Competition takes many forms, but with a nearly universal characteristic: The serious competitor has something new. It may be an invention, a cheaper and better method of production, a better supply chain, novel ways to reach the customer, new insight, or some other game-changing innovation. Everyone else must adapt to the new thing fast or fail.
What’s the new thing in commerce today? One might say online consumers, or mobile shopping — or even the rise in direct-to-consumer merchants and the increasing use of data analysis and AI for production and sales. There is one thing, though, that touches all of these.
We are in a new age of surfaces.
By “surface,” we mean one of the myriad ways in which consumers now seek information, entertainment, commerce, and social life. These include mobile devices, voice communications, kiosks, and increasingly smart watches, connected cars, many televisions, connected exercise machines, and more. These are all aspects of a consumer’s single connected life, which is a part of their lives in the physical world and thus shouldn’t be thought of exclusively as discrete channels and experiences. It’s clear that the “customer journey” has far more paths and richer contexts than ever before.

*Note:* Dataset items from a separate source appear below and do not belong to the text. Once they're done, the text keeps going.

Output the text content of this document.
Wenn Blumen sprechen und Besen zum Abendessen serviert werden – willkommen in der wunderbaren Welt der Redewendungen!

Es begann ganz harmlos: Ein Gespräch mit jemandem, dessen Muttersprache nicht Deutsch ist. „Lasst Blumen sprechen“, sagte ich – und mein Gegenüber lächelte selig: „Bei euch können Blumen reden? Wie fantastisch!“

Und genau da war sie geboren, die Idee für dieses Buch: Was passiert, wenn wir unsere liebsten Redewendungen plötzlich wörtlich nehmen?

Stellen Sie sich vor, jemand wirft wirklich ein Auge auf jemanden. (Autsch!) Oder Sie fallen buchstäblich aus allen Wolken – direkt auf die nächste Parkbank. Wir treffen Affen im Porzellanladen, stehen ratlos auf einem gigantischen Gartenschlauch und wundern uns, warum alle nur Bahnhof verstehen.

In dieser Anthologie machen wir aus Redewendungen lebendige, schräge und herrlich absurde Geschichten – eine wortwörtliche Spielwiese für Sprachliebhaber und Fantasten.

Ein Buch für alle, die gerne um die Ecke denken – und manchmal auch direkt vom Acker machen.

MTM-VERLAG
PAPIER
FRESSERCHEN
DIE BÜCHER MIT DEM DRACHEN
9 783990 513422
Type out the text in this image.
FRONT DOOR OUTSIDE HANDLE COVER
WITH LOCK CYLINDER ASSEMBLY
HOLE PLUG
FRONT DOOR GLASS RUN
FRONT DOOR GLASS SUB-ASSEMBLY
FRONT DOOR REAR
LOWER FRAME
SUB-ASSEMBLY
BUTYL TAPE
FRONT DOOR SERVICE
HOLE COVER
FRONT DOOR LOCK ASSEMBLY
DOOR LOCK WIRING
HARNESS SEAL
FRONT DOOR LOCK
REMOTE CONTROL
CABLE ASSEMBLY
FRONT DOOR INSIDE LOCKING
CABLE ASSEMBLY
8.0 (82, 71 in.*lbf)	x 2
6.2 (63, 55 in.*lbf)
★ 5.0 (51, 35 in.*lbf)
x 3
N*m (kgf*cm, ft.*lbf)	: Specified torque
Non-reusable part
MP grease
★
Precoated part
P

Instead of asking, “What is our mobile strategy?” or “Should we do something on connected exercise bikes?” companies should be asking questions like, “What is the context when our customers use this surface? What is a simplified customer experience on this surface?” And perhaps most important, “What learning are we trying to gather here to better serve customers?”
In our conversations with both successful traditional businesses and dynamic new companies, here’s what we’ve learned about how businesses can start to implement this trend, which will soon impact all businesses.
Why This Is Happening
The advent of surfaces is an evolution in the decades-long process of connected life. In both technology and society, networks become more powerful when they gain nodes and connections. Even before the digital age, people sought connections among their phone numbers and mailing addresses, for purposes such as catalog shopping and obtaining services.
In today’s day and age, when the information on a smartphone, wearable and connected TV are pooled, it effectively affords a fuller representation of a customer’s life and needs. Customers opt into these services in order to have a better continuous experience. These surfaces now provide businesses new ways to serve their customers. Businesses can gain new types of data about needs and behaviors to make their products and services more relevant. For example, car manufacturers can provide just-in-time assistance, delivering information faster and in an accessible format to drivers, while helping OEMs better understand what drivers need.
Why Businesses Should Care
This new focus creates continuity of customer experience, no matter what the surface of engagement, both digital and physical. It affects commercial processes and requires new workflows. Where there was a traditional steppingstone process of brand awareness leading to marketing, marketing to sale, and sale to post-sales service, today’s customer expects something more personalized across their entire customer journey.
That requires enterprises to see their product, operations, and experiences in new ways. Traditionally, the creation of a new product would begin with extensive customer surveys, lots of research, product and packaging development, the creation of perhaps several million units, and then take these to market, later judging the outcome. In a surface-oriented scenario, there are far more data signals from more sources: The outcome of every encounter rapidly informs every future sale, every marketing approach, and every product decision.
The Technology That Makes This Possible
There are several dimensions to surface-centric understanding. Context is perhaps the easiest to establish, as it’s largely inherent in the type of surface (if someone is on a connected bike, they are likely exercising). The more simplified a customer experience is, means an easier on-ramp to interaction, typically using voice communication. This helps businesses better understand their customers by using a near-continuous data feed that’s gathered, processed, and applied in near real-time.
Data and analytics and machine learning make this approach possible. The data streaming from all these surfaces is ingested into machine learning and analytics platforms, which generates new insights and growth opportunities.
How Businesses Can Start To Implement This
There is much to learn in what is new here — that is the nature of great competitive advantages — but as we explore this new world, it’s useful to remember that the new grows out of what was proven over time. When the only “surface” was the mail-order catalog or the store, merchants gathered data from their physical sites, counting cars in a parking lot, looking at sales at different shelf heights, or matching customer preferences to ZIP codes. To engage and please their customers better, they did it by wielding the best data possible.
In today’s world of multiple surfaces and improved technological capabilities, companies should continue this practice by leveraging data from these surfaces and new tools for analyzing that data. They should develop scorecards of their entry points, the types of interactions on each one, and the rate of success. They should also combine the data across these interactions for deeper insights from the end-to-end customer journeys.
In a world with far more capability, the home truth that the real differentiator comes from customer-focused innovation hasn’t changed. If anything, it’s truer than ever.